Il y a plein de manières d’aimer, parfois ça peut être toxique, étouffant, parfois ça peut faire du mal, parfois le terme « trop » signifie que ça va trop loin et que certaines limites ont été franchies. Dans la chanson, le flou autour de cette phrase peut prendre de multiples visages. Je fais quand même allusion aux drogues, en invitant la personne à ne pas me confondre avec addiction malsaine.
Bien que l’on parle beaucoup de parité dans l’état actuel de notre société, le monde du rock reste majoritairement représenté par le sexe masculin. L’inspiration de la chanson « Mauvais garçon » vient-elle de là ?
Non pas précisément. C’est une chanson qui me permet de m’amuser, de lâcher le feu, et de dire que ce sujet n’en est pas un, enfin…. j’aimerais qu’il n’en soit pas un ! « Un peu fille, un peu garçon, je me fous de la question ».
Tu es très présente sur les réseaux sociaux, notamment à travers ce que tu nommes les « capsules ». Elles sont actuellement au nombre de 47. Peux-tu nous expliquer le concept ?
Au début du premier confinement, il y a un grand vide qui s’est créé, pour tout le monde. Je ne voulais pas me sentir en prison et j’ai utilisé la musique pour rester créative et au contact des gens. C’est un projet que j’avais depuis longtemps mais je ne trouvais pas le temps de le mettre en place. Je partais de l’idée que lorsque je prends ma guitare il y a toujours une idée qui émerge, un riff, une mélodie, un son, et je me disais que tous ces fragments ne verraient peut-être jamais le jour parce qu’ils ne deviendraient pas une chanson ; j’ai eu envie de partager ça. J’ai un peu ralenti le tempo depuis la sortie de mon clip « Tandem » puis la sortie de l’album, mais je reprendrai lorsque le moment sera venu.
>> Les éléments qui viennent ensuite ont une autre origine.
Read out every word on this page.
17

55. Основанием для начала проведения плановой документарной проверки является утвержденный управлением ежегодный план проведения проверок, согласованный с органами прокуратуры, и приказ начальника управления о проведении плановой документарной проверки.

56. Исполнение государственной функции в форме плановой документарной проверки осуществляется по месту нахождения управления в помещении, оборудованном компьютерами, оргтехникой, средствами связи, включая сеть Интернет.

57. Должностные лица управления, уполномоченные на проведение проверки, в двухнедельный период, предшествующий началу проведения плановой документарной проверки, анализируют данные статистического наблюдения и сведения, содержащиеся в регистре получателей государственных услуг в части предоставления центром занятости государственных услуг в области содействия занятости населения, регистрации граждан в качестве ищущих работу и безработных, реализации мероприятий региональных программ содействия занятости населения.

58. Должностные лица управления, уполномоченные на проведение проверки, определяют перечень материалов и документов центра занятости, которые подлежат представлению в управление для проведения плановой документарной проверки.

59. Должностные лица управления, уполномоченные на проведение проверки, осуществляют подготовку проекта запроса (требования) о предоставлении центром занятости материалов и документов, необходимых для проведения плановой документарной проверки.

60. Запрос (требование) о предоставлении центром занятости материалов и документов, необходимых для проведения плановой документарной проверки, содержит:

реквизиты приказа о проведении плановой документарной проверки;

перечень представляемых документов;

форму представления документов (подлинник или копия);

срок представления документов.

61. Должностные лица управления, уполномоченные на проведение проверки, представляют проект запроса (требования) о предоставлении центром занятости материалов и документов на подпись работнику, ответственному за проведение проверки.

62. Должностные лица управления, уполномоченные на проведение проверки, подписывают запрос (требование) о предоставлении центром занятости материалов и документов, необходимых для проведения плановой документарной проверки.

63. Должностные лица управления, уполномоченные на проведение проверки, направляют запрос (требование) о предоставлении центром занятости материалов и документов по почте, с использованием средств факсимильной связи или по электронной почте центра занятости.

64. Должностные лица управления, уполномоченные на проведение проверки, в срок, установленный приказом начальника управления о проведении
Quels sont tes projets pour la deuxième moitié de l’année 2021 ?
Il y a des concerts (voir sur le site www.aliceanimal.com), il y aura sûrement un troisième clip, la préparation d’une release party pour tout début 2022, oups…. J’en ai déjà trop dit ! Plein de belles choses à venir et j’ai hâte de partager tout ça !
Toute l’équipe de PhenixWebZine te remercie pour cette interview, nous te souhaitons une magnifique tournée avec des rencontres plus belles les unes que les autres.
Merci pour ces questions fort intéressantes ! J’espère que nous aurons l’occasion de nous croiser prochainement !
Merci pour cette très bonne interview !!